The reality-check list on the continent’s state of female entrepreneurship is long and includes greatly uneven access to funding for women. For example, from January 2019 to April 2020, 13.4 per cent of the 276 disclosed deals went to firms with at least one female on the founding team and this was just 5.7 per cent of the total invested capital. Within the first four months of 2020, this declined to 3.2 per cent.

Moreover, while venture capital funding for startups across the continent in 2017 reached an all-time high of more than $500 million, representing a 53 per cent year-on-year increase, only $30 million (5.3 per cent) went to companies with female co-founders. Of the $725.6 million in funding that was invested across Africa in 2018, only 2 per cent went to women-owned or women-led businesses. Meanwhile, the e-Conomy Africa 2020 report by the IFC and Google highlighted that women comprise 20 per cent of the total population of developers in Africa.

Even with the numbers noticeably low, African women constantly endeavour to push through, despite the structural hurdles they face. The startup ecosystem has begun to create opportunities for women who code across the region.

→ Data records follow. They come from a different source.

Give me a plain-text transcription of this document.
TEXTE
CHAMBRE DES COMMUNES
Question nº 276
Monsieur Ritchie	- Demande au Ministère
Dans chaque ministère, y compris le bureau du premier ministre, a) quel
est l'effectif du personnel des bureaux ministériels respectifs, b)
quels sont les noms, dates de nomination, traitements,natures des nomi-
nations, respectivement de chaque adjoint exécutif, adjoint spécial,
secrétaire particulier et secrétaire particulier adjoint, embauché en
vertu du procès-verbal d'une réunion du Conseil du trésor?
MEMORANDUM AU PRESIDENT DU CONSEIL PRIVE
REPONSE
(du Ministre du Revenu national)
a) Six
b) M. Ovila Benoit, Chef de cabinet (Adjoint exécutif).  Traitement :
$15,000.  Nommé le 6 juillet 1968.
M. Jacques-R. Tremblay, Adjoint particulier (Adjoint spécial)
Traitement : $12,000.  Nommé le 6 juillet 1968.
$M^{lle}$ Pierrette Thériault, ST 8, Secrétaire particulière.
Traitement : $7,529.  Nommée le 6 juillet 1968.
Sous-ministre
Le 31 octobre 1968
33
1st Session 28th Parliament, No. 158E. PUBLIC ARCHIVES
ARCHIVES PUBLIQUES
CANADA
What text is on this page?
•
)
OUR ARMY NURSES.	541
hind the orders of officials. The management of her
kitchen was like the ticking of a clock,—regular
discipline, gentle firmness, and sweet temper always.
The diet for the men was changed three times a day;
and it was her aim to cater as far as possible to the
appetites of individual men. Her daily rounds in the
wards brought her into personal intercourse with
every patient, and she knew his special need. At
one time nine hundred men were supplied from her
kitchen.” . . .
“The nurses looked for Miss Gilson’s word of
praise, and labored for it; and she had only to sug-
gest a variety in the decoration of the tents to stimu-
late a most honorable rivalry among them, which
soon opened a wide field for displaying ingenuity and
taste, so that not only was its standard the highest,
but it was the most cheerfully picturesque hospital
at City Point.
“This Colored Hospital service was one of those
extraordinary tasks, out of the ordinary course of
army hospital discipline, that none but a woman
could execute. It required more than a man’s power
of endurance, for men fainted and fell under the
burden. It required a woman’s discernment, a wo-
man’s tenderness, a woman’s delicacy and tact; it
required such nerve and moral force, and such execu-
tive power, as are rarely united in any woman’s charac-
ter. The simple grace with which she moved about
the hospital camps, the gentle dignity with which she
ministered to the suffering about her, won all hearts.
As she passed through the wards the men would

Google.org has partnered with Tony Elumelu Foundation giving a $3 million grant to provide rigorous entrepreneurship training, mentorship, coaching, access to networks and key markets to at least 5,000 women. There will also be $5,000 in seed capital in the form of one-time cash grants to 500 African women informal business-owners in Nigeria, South Africa, Kenya, among others. We are determined to help female entrepreneurs grow their businesses.